Esta pandemia nos está dejando una impresión clara, una convicción cristalina: ¡o lo hacemos todos juntos o perdemos todos!

Por eso, el concepto de Interser (del monje vietnamita Thich Naht Hahn), se nos impone. Si no despertamos a la realidad de que SOMOS porque muchos otros seres SON (respiramos porque las plantas respiran, porque la lluvia las nutre, porque las abejas liban las flores y el sol sale y la luna existen, entre otras cosas), la realidad continuará golpeándonos para reaccionar.

En mi libro, “Mindfulness, la meditación científica”, hablamos de la interconexión de todo. Citamos el ejemplo de un gran incendio en Viña del Mar hace unos años que comenzó cuando una paloma se incendió. Un cable en cortocircuito la quemó y cayó sobre una casa que se incendió y luego incendió a la del lado, y a la otra y la otra. Miles de personas en la calle.

Por eso vamos a hablar del interser hoy y contamos con la ayuda de nuestra querida colega y amiga Clara Zito Feijoo, psicoterapeuta ACT (terapia de aceptación y compromiso).

No creemos lo que nos duele

Dice Clara: «Si un árbol cae en el bosque y nadie está alrededor para ver, oír, tocar u oler el árbol, ¿cómo podría decirse que existe? …Pues bien, porque el árbol hará un sonido Incluso si nadie lo oyó».

Si queman los humedales, si las llamas devoran el 80% de su superficie y no hay nadie allí para difundirlo, ¿se podría decir que existe? Si considerando este contexto miles de animales hoy se sienten en situación de inmensa vulnerabilidad como yacarés, serpientes, pumas, lobitos de río, carpinchos sufren los incendios…¿se podría decir que no existe?

Si arde el Paraná…si arden otras zonas al norte del Paraná, si ardió Australia a comienzos de este año…¿se podría decir que existió y sigue existiendo también?

Es probable que a muchas personas que estamos leyendo sin estar allí, junto al fuego, respirando el aire que se ha teñido de gris, viendo tierras arder…pero nadie podría negar que existe ¿verdad?
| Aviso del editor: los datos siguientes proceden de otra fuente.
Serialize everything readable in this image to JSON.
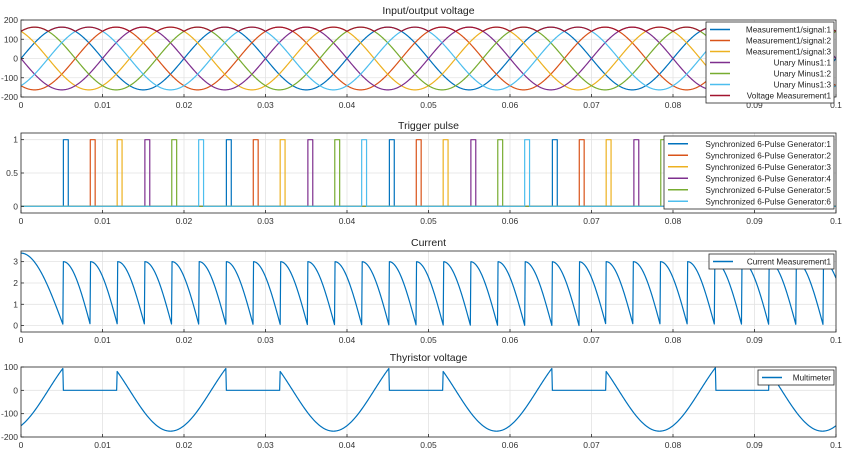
{
  "chart_data": [
    {
      "type": "line",
      "title": "Input/output voltage",
      "xlim": [
        0,
        0.1
      ],
      "ylim": [
        -200,
        200
      ],
      "xticks": [
        "0",
        "0.01",
        "0.02",
        "0.03",
        "0.04",
        "0.05",
        "0.06",
        "0.07",
        "0.08",
        "0.09",
        "0.1"
      ],
      "yticks": [
        "200",
        "100",
        "0",
        "-100",
        "-200"
      ],
      "grid": true,
      "legend_position": "top-right",
      "series": [
        {
          "name": "Measurement1/signal:1",
          "color": "#0072BD",
          "function": "sine",
          "amplitude": 163,
          "frequency_hz": 50,
          "phase_deg": 0
        },
        {
          "name": "Measurement1/signal:2",
          "color": "#D95319",
          "function": "sine",
          "amplitude": 163,
          "frequency_hz": 50,
          "phase_deg": -120
        },
        {
          "name": "Measurement1/signal:3",
          "color": "#EDB120",
          "function": "sine",
          "amplitude": 163,
          "frequency_hz": 50,
          "phase_deg": 120
        },
        {
          "name": "Unary Minus1:1",
          "color": "#7E2F8E",
          "function": "sine",
          "amplitude": 163,
          "frequency_hz": 50,
          "phase_deg": 180
        },
        {
          "name": "Unary Minus1:2",
          "color": "#77AC30",
          "function": "sine",
          "amplitude": 163,
          "frequency_hz": 50,
          "phase_deg": 60
        },
        {
          "name": "Unary Minus1:3",
          "color": "#4DBEEE",
          "function": "sine",
          "amplitude": 163,
          "frequency_hz": 50,
          "phase_deg": -60
        },
        {
          "name": "Voltage Measurement1",
          "color": "#A2142F",
          "function": "controlled_rectifier_envelope",
          "alpha_deg": 30
        }
      ]
    },
    {
      "type": "line",
      "title": "Trigger pulse",
      "xlim": [
        0,
        0.1
      ],
      "ylim": [
        -0.1,
        1.1
      ],
      "xticks": [
        "0",
        "0.01",
        "0.02",
        "0.03",
        "0.04",
        "0.05",
        "0.06",
        "0.07",
        "0.08",
        "0.09",
        "0.1"
      ],
      "yticks": [
        "1",
        "0.5",
        "0"
      ],
      "grid": true,
      "legend_position": "top-right",
      "pulse_width": 0.0006,
      "series": [
        {
          "name": "Synchronized 6-Pulse Generator:1",
          "color": "#0072BD",
          "pulse_starts": [
            0.0052,
            0.0252,
            0.0452,
            0.0652,
            0.0852
          ]
        },
        {
          "name": "Synchronized 6-Pulse Generator:2",
          "color": "#D95319",
          "pulse_starts": [
            0.0085,
            0.0285,
            0.0485,
            0.0685,
            0.0885
          ]
        },
        {
          "name": "Synchronized 6-Pulse Generator:3",
          "color": "#EDB120",
          "pulse_starts": [
            0.0118,
            0.0318,
            0.0518,
            0.0718,
            0.0918
          ]
        },
        {
          "name": "Synchronized 6-Pulse Generator:4",
          "color": "#7E2F8E",
          "pulse_starts": [
            0.0152,
            0.0352,
            0.0552,
            0.0752,
            0.0952
          ]
        },
        {
          "name": "Synchronized 6-Pulse Generator:5",
          "color": "#77AC30",
          "pulse_starts": [
            0.0185,
            0.0385,
            0.0585,
            0.0785,
            0.0985
          ]
        },
        {
          "name": "Synchronized 6-Pulse Generator:6",
          "color": "#4DBEEE",
          "pulse_starts": [
            0.0218,
            0.0418,
            0.0618,
            0.0818
          ]
        }
      ]
    },
    {
      "type": "line",
      "title": "Current",
      "xlim": [
        0,
        0.1
      ],
      "ylim": [
        -0.3,
        3.5
      ],
      "xticks": [
        "0",
        "0.01",
        "0.02",
        "0.03",
        "0.04",
        "0.05",
        "0.06",
        "0.07",
        "0.08",
        "0.09",
        "0.1"
      ],
      "yticks": [
        "3",
        "2",
        "1",
        "0"
      ],
      "grid": true,
      "legend_position": "top-right",
      "series": [
        {
          "name": "Current Measurement1",
          "color": "#0072BD",
          "initial_value": 3.4,
          "peak_value": 3.0,
          "period": 0.00333,
          "first_trigger": 0.0052
        }
      ]
    },
    {
      "type": "line",
      "title": "Thyristor voltage",
      "xlim": [
        0,
        0.1
      ],
      "ylim": [
        -200,
        100
      ],
      "xticks": [
        "0",
        "0.01",
        "0.02",
        "0.03",
        "0.04",
        "0.05",
        "0.06",
        "0.07",
        "0.08",
        "0.09",
        "0.1"
      ],
      "yticks": [
        "100",
        "0",
        "-100",
        "-200"
      ],
      "grid": true,
      "legend_position": "top-right",
      "series": [
        {
          "name": "Multimeter",
          "color": "#0072BD",
          "period": 0.02,
          "conduction": [
            0.0052,
            0.0118
          ],
          "peak": 175
        }
      ]
    }
  ]
}
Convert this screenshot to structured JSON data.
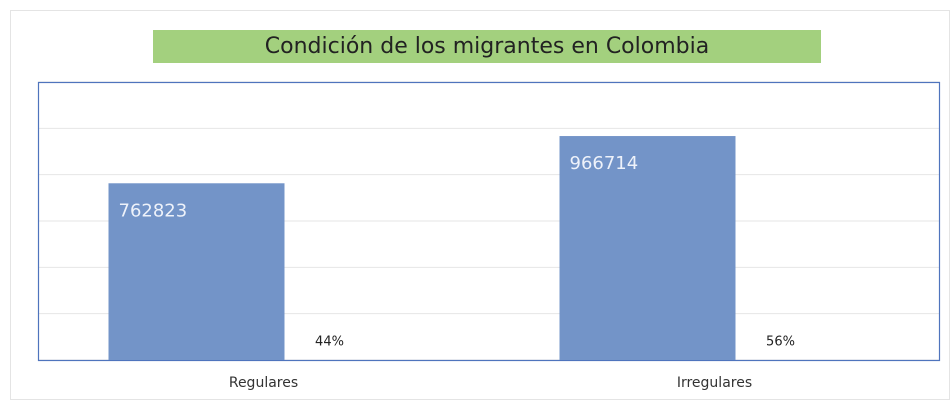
{
  "chart_data": {
    "type": "bar",
    "title": "Condición de los migrantes en Colombia",
    "categories": [
      "Regulares",
      "Irregulares"
    ],
    "values": [
      762823,
      966714
    ],
    "shares": [
      {
        "value": 44,
        "label": "44%"
      },
      {
        "value": 56,
        "label": "56%"
      }
    ],
    "color": "#7394c8",
    "ylim": [
      0,
      1200000
    ],
    "yticks": [
      0,
      200000,
      400000,
      600000,
      800000,
      1000000,
      1200000
    ],
    "grid": true
  }
}
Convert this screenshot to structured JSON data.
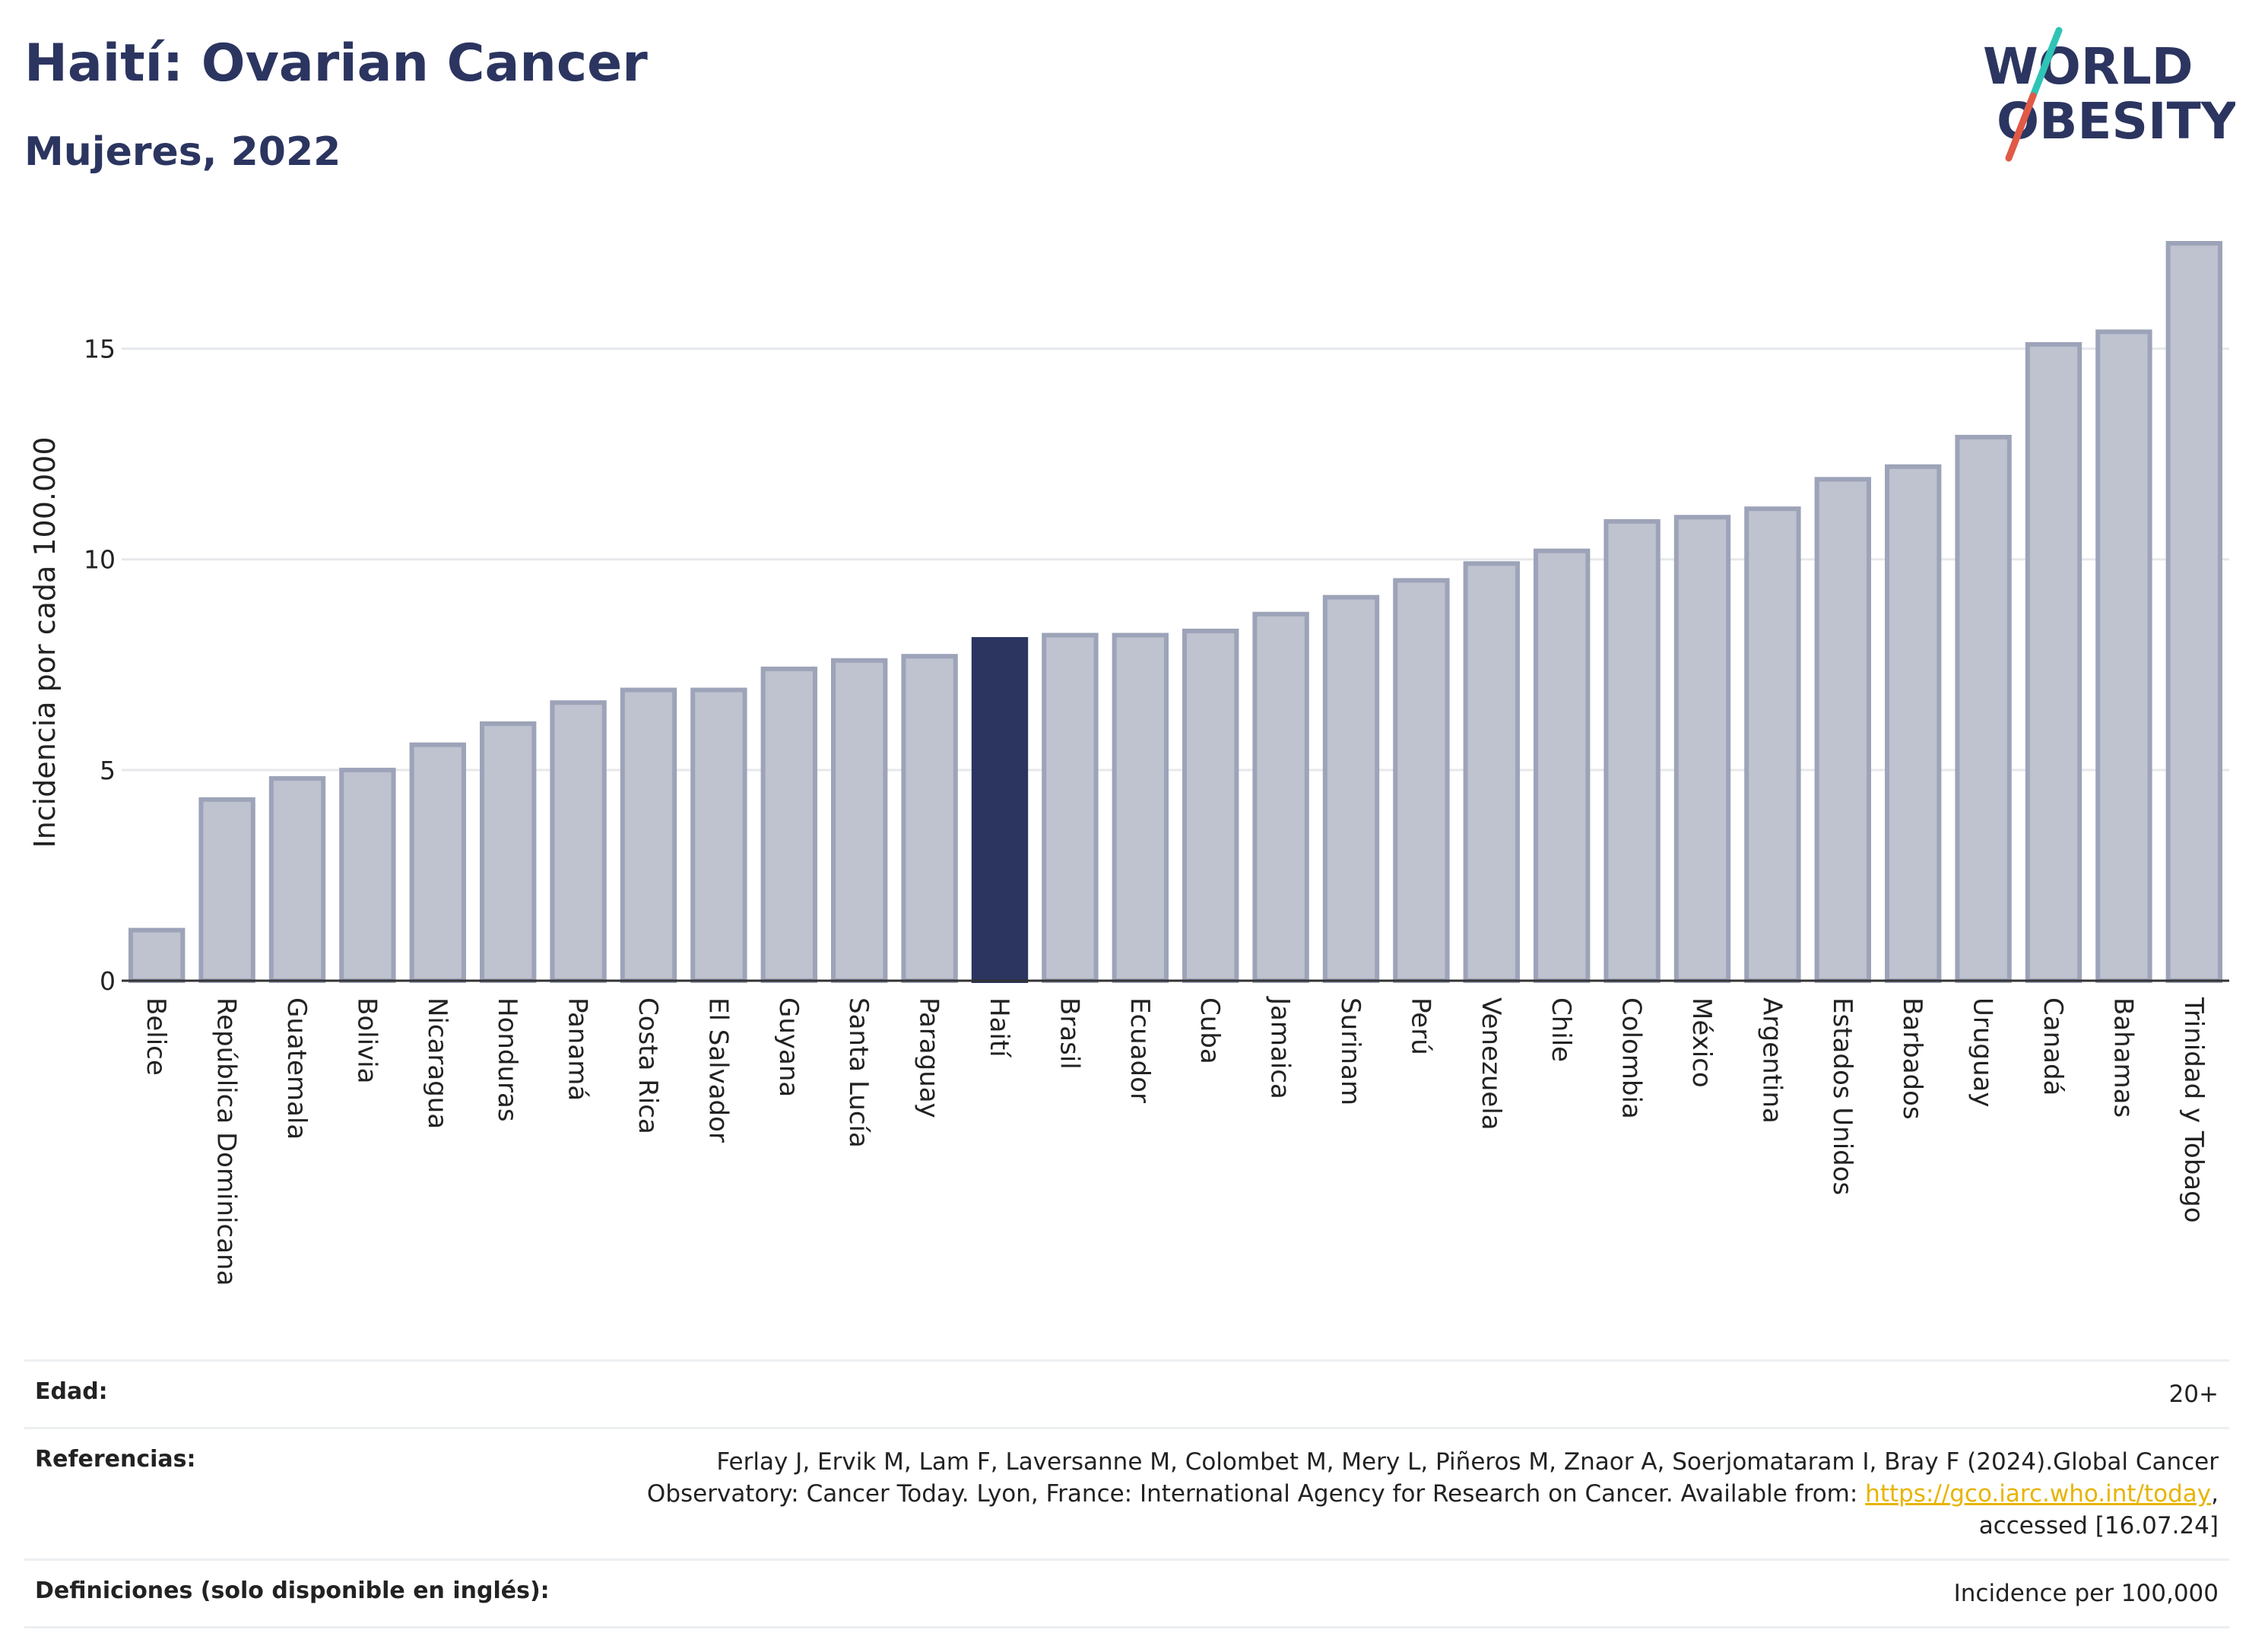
{
  "header": {
    "title": "Haití: Ovarian Cancer",
    "subtitle": "Mujeres, 2022"
  },
  "logo": {
    "line1": "WORLD",
    "line2": "OBESITY",
    "accent_colors": [
      "#2ec4b6",
      "#e05a47"
    ]
  },
  "chart_data": {
    "type": "bar",
    "ylabel": "Incidencia por cada 100.000",
    "ylim": [
      0,
      17.5
    ],
    "yticks": [
      0,
      5,
      10,
      15
    ],
    "grid": true,
    "highlight": "Haití",
    "colors": {
      "bar": "#bfc2cf",
      "bar_border": "#9da3b8",
      "highlight": "#2b3560"
    },
    "categories": [
      "Belice",
      "República Dominicana",
      "Guatemala",
      "Bolivia",
      "Nicaragua",
      "Honduras",
      "Panamá",
      "Costa Rica",
      "El Salvador",
      "Guyana",
      "Santa Lucía",
      "Paraguay",
      "Haití",
      "Brasil",
      "Ecuador",
      "Cuba",
      "Jamaica",
      "Surinam",
      "Perú",
      "Venezuela",
      "Chile",
      "Colombia",
      "México",
      "Argentina",
      "Estados Unidos",
      "Barbados",
      "Uruguay",
      "Canadá",
      "Bahamas",
      "Trinidad y Tobago"
    ],
    "values": [
      1.2,
      4.3,
      4.8,
      5.0,
      5.6,
      6.1,
      6.6,
      6.9,
      6.9,
      7.4,
      7.6,
      7.7,
      8.1,
      8.2,
      8.2,
      8.3,
      8.7,
      9.1,
      9.5,
      9.9,
      10.2,
      10.9,
      11.0,
      11.2,
      11.9,
      12.2,
      12.9,
      15.1,
      15.4,
      17.5
    ]
  },
  "footer": {
    "age_label": "Edad:",
    "age_value": "20+",
    "ref_label": "Referencias:",
    "ref_text_1": "Ferlay J, Ervik M, Lam F, Laversanne M, Colombet M, Mery L, Piñeros M, Znaor A, Soerjomataram I, Bray F (2024).Global Cancer",
    "ref_text_2": "Observatory: Cancer Today. Lyon, France: International Agency for Research on Cancer. Available from: ",
    "ref_link": "https://gco.iarc.who.int/today",
    "ref_text_3": ",",
    "ref_text_4": "accessed [16.07.24]",
    "def_label": "Definiciones (solo disponible en inglés):",
    "def_value": "Incidence per 100,000"
  }
}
Y mientras vas leyendo estas primeras líneas, tomate un momento para registrar cómo tu cuerpo se ve impactado por estas palabras, cómo tu cuerpo ya va respondiendo a esta información que leés. Sentilo allí, por este momento tan solo trata de reconocer lo que se dispara en vos, concluye Clara.

Luego, continúa con una dura verdad: «Los estudios comprueban que los seres humanos respondemos a las noticias que revelan imágenes de horror cerrándonos, no creyéndolas, evitándolas. Quienes trabajan en prevención saben que aquellas políticas de difusión que usan el horror pueden impactar a las personas, pero esto no se traduce en un cambio, en una acción asertiva. En este punto, la práctica de mindfulness como esta capacidad básica y universal que nos permite despertar a lo que está aconteciendo en nuestro entorno externo e interno, darnos cuenta de ello y despertar a esa dimensión de sabiduría profunda que nos guía a una acción asertiva, a una acción correcta».

Mindfulness para interser

En primer lugar, practicar mindfulness nos permite atender con ojos y corazón abierto al presente que está sucediendo, sostiene la licenciada Zito Feijoo. También nos recuerda aquella profunda y sutil trama de la que somos parte. Nos recuerda que somos en contexto, que somos en este mundo. Y que sólo podemos existir en relación.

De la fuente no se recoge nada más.